Ciò che noi scegliamo di amare rivela la nostra natura, in quell’inclinazione risiede il nostro segreto più vitale; questa forza, soggetta ai mutamenti storici, in eterno divenire, ha questo di costante: la scelta. Perché tra le mille fascinazioni noi diamo seguito solo ad una di esse, focalizzandoci su un’unica persona, che sintetizza qualcosa che in noi profondamente cerca la sua verità. Ma la …scelta è pericolosa, la realtà ambigua, la felicità amorosa forse un’utopia, e non è l’istinto che ci guida – esso, infatti, va in più direzioni – piuttosto la fantasia, che è la principale componente per un idillio amoroso. Il sottosuolo dell’anima ci sfugge, nessuno conosce pienamente se stesso, la volontà cosciente ha solo un compito correttivo, e forse, per questo noi siamo trascinati verso amori infelici; ma non è l’istinto la bussola infallibile, piuttosto un intuito segreto, che spesso nella persona amata individua ciò che in noi è inespresso. Ci si innamora non tanto della bellezza di un viso o di un corpo, ma di ciò che esso significa, di ciò che rappresenta a livello fisiognomico, l’eredità platonica in questo senso è superata. L’amore implica un’intima adesione a un certo tipo di vita umana che ci sembra il migliore e che troviamo già formato, incarnato in un altro essere.
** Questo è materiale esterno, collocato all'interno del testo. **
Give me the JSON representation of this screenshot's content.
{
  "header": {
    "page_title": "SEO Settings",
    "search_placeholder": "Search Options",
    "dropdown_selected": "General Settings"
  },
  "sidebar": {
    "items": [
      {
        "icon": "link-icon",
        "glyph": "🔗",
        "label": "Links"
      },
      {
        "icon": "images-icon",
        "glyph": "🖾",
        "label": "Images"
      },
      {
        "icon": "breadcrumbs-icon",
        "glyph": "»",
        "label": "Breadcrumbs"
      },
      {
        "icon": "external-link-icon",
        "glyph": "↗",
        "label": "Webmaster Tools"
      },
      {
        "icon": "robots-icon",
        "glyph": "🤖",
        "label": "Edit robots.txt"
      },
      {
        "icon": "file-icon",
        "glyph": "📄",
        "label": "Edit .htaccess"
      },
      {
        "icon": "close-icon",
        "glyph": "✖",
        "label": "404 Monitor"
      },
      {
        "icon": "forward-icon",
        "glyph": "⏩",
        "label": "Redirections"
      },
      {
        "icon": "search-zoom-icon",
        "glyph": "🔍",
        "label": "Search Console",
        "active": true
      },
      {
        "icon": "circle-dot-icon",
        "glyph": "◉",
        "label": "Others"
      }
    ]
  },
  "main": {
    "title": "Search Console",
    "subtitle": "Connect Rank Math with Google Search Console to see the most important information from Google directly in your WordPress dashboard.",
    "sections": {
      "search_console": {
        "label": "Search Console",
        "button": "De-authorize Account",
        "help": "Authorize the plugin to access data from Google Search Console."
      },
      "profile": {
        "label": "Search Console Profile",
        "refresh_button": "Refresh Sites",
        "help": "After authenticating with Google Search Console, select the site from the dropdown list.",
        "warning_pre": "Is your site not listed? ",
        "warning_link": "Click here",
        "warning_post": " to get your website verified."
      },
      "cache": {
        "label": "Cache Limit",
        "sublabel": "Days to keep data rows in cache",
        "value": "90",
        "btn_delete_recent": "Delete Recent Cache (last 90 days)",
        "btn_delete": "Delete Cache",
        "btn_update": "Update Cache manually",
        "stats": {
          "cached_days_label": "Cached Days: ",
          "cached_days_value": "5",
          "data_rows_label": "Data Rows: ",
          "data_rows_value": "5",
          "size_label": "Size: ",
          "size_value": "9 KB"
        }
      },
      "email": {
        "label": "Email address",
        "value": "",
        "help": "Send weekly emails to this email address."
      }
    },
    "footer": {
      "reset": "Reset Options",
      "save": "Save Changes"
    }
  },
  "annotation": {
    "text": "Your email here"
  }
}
Quel tanto di innato che c’è in noi, è più importante delle modificazioni dell’ambiente, il carattere è ciò che ci guida, spesso andando aldilà della nostra volontà cosciente, ma il carattere stesso è qualcosa di transitorio, che si modifica anche sensibilmente nel corso degli anni.
Se l’uomo non possedesse un’immaginazione così generosa, non riuscirebbe ad amare sessualmente, come invece fa, ogni volta che se ne presenta l’occasione. Ed ecco che l’immaginazione è alla base delle nostre pulsioni, l’istinto solo una cosa in balia delle nostre fantasie, la lussuria stessa, affidata al nostro magnifico potere di immaginazione, non è dunque un istinto ma una vera e propria “creazione”. Amore è dunque una forza che si serve del desiderio, ma non è ad esso assoggettato, come molti credono.
L’amore è una creazione, e come in tutte le creazioni la fantasia ha il suo ruolo principale, a scapito dell’istinto, il cui apporto è minimo, se confrontato con quello dell’immaginazione.